[Question]: Are URL query strings containing keys without values invalid on purpose?

python-validators / validators

Python Data Validation for Humans™.

MIT License

958 stars 152 forks source link

[Question]: Are URL query strings containing keys without values invalid on purpose? #363

Closed MaxDall closed 4 months ago

MaxDall commented 5 months ago

Hey validators team :)

Thanks for the great work you do in maintaining this package 👍.

I've noticed a significant change regarding URL validation in the recent updates, particularly with 5f6437c, where the parsing of query strings underwent a complete overhaul. Specifically, the package now utilizes urllib's query parsing method, resulting in URLs containing query strings with keys but without values (e.g., https://www.lrt.lt/?rss) being flagged as invalid. Given that URLs of this nature are commonly encountered, and according to RFC-3986, the presence of values for keys is not required, I'm curious to know if this change was intentional or merely a side effect.

MaxDall commented 5 months ago

I'm sorry, I just realized that this is a copy of #346 thus I want to expand my question:

As #346 suggested to pass strict_query=False, basically disabling query parsing, are there plans to expand the existing implementation to avoid this and validate queries correctly again?

yozachar commented 5 months ago

As https://github.com/python-validators/validators/issues/346 suggested to pass strict_query=False, basically disabling query parsing, ...

How so?

MaxDall commented 5 months ago

The used urllib.parse.parse_qs function utilizes a boolean parameter called keep_blank_values, as outlined in the documentation, to determine whether to retain empty query keys. One could propagate said parameter to users, or enable it by default.

Following my initial example (https://www.lrt.lt/?rss)

urllib.parse.parse_qs("rss", keep_blank_values=True)

#output
{'rss': ['']}

If this suits you, I could open a PR.

Update: Additionally, I would suggest replacing strict_query with keep_blank_values, as the former suppresses part of the validation, which feels kinda contradictory to the library's purpose, but that's up to you :)

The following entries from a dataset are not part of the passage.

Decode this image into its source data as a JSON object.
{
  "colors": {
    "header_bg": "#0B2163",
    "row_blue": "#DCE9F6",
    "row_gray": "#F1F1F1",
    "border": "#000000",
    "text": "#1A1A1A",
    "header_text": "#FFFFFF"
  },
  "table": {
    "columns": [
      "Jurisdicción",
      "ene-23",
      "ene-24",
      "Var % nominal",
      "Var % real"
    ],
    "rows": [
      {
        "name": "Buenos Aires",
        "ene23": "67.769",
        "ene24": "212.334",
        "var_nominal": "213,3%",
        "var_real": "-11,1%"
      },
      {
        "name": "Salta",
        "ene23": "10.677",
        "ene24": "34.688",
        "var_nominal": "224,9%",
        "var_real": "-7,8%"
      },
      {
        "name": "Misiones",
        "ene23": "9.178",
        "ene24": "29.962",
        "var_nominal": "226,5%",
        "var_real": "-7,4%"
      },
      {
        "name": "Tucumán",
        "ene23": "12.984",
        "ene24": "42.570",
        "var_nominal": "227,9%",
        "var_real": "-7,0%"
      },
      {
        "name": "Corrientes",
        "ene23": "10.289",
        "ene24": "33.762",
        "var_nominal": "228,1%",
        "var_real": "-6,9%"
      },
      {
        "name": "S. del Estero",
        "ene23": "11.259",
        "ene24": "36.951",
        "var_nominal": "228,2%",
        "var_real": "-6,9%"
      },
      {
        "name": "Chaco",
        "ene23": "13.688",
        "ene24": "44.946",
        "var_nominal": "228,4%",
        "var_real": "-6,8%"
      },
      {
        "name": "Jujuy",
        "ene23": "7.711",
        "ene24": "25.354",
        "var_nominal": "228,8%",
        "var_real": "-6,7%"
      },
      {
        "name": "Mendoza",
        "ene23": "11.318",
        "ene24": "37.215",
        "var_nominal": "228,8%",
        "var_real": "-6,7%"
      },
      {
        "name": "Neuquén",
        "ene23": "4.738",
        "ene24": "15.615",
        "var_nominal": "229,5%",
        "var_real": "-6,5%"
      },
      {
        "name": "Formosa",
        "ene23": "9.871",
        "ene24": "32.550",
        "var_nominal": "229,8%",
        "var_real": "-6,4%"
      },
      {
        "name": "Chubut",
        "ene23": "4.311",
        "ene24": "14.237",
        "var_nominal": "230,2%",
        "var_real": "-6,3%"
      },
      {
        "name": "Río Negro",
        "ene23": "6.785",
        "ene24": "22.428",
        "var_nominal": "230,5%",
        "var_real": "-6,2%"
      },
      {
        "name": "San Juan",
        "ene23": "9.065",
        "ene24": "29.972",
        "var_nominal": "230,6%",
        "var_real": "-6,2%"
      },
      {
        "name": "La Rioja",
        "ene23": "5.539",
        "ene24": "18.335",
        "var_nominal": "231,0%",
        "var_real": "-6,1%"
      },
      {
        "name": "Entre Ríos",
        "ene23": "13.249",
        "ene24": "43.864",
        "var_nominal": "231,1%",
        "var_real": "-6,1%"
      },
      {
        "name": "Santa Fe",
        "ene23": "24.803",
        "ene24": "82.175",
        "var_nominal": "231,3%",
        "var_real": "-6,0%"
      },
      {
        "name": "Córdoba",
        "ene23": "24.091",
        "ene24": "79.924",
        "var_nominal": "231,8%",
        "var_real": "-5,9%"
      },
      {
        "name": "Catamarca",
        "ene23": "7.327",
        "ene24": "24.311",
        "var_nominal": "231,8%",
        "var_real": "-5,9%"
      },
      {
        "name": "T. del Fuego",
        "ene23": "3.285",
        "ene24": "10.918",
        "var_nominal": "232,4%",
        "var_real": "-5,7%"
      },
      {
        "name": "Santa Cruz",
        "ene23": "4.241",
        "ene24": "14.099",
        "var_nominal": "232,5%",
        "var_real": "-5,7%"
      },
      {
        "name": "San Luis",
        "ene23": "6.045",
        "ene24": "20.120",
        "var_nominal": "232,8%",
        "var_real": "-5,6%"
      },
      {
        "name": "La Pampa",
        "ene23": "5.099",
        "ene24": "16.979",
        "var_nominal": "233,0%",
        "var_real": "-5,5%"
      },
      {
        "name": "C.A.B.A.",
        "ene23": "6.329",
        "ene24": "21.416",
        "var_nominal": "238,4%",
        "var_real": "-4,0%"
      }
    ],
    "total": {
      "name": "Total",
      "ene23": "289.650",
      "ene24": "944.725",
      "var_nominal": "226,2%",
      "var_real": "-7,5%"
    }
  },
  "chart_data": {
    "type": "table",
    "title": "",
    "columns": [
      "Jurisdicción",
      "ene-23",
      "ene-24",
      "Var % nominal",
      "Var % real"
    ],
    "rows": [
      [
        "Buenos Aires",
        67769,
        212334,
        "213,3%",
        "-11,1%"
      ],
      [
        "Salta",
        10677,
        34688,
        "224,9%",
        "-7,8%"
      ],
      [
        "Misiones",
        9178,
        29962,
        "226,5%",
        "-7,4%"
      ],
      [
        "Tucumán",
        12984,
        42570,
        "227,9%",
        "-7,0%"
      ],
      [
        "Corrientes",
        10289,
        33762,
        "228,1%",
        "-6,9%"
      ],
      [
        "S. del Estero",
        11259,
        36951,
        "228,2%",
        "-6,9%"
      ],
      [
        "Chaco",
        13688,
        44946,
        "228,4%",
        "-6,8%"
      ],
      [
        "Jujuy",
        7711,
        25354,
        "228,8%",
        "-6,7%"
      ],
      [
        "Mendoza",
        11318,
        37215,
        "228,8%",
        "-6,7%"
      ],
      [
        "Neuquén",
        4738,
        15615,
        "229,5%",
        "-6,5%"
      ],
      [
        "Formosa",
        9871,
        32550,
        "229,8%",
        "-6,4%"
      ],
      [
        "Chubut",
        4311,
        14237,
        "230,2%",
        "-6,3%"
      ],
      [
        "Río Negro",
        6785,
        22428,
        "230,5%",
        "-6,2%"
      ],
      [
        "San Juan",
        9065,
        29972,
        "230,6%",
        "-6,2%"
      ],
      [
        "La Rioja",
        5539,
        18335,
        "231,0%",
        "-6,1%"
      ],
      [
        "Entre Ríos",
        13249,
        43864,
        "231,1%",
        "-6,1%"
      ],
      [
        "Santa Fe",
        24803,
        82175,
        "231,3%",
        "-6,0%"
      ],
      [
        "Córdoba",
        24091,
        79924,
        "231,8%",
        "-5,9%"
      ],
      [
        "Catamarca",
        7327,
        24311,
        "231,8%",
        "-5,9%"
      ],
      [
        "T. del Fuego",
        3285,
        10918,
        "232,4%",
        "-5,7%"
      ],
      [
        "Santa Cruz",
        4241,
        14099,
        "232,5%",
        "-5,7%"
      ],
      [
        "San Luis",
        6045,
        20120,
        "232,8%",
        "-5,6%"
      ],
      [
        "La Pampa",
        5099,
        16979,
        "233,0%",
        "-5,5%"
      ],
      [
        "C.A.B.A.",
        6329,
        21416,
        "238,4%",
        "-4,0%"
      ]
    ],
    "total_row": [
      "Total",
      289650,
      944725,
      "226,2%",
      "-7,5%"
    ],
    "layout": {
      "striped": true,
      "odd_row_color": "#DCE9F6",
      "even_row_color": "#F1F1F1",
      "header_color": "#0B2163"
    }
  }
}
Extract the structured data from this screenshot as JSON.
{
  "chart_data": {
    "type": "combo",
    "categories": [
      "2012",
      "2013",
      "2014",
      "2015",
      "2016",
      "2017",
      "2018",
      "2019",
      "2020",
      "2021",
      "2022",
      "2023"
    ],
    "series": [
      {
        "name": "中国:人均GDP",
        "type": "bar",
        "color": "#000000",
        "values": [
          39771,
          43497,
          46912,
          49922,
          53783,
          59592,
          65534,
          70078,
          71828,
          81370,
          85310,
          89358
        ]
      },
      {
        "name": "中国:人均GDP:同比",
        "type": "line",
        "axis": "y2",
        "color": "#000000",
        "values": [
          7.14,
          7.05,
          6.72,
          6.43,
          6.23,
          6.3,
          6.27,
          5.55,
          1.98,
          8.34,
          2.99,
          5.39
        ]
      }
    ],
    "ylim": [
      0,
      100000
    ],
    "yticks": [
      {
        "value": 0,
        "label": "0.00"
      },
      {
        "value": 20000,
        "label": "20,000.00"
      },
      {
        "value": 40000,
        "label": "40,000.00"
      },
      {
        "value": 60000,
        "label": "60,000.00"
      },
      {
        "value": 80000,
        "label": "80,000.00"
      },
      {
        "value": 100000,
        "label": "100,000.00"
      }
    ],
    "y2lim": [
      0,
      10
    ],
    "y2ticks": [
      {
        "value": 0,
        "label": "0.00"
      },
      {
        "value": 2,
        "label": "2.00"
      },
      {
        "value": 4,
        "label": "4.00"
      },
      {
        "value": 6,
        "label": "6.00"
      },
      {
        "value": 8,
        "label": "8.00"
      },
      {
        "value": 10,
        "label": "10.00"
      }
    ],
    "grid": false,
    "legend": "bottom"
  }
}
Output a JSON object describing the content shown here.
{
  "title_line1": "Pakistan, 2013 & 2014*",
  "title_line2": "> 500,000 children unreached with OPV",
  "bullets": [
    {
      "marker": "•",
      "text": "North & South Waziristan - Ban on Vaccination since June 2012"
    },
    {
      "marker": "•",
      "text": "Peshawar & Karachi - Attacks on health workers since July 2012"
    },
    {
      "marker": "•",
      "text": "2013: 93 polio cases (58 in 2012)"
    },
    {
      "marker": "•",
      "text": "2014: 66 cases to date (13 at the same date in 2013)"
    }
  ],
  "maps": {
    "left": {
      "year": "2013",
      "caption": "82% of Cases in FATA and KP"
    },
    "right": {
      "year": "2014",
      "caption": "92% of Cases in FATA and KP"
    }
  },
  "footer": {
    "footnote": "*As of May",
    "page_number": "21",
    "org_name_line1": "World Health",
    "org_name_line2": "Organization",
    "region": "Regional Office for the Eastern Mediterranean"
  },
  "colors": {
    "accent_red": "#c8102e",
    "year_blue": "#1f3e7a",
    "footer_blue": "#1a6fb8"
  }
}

Update II: Just realized that setting keep_blank_values=True still treats it as a parsing error thus necessitating strict_parsing=False to work. I'm gonna reach out to urllib to see if I can do something there.

There is already an issue open in cpython referencing this problem.

yozachar commented 5 months ago

Just realized that setting keep_blank_values=True still treats it as a parsing error thus necessitating strict_parsing=False to work. I'm gonna reach out to urllib to see if I can do something there.

URL, already has 9 keyword and 1 positional parameter, I'm afraid adding more would clutter the function definition.

yozachar commented 4 months ago

Closing this for now. Will reopen, if https://github.com/python/cpython/issues/110843 is resolved.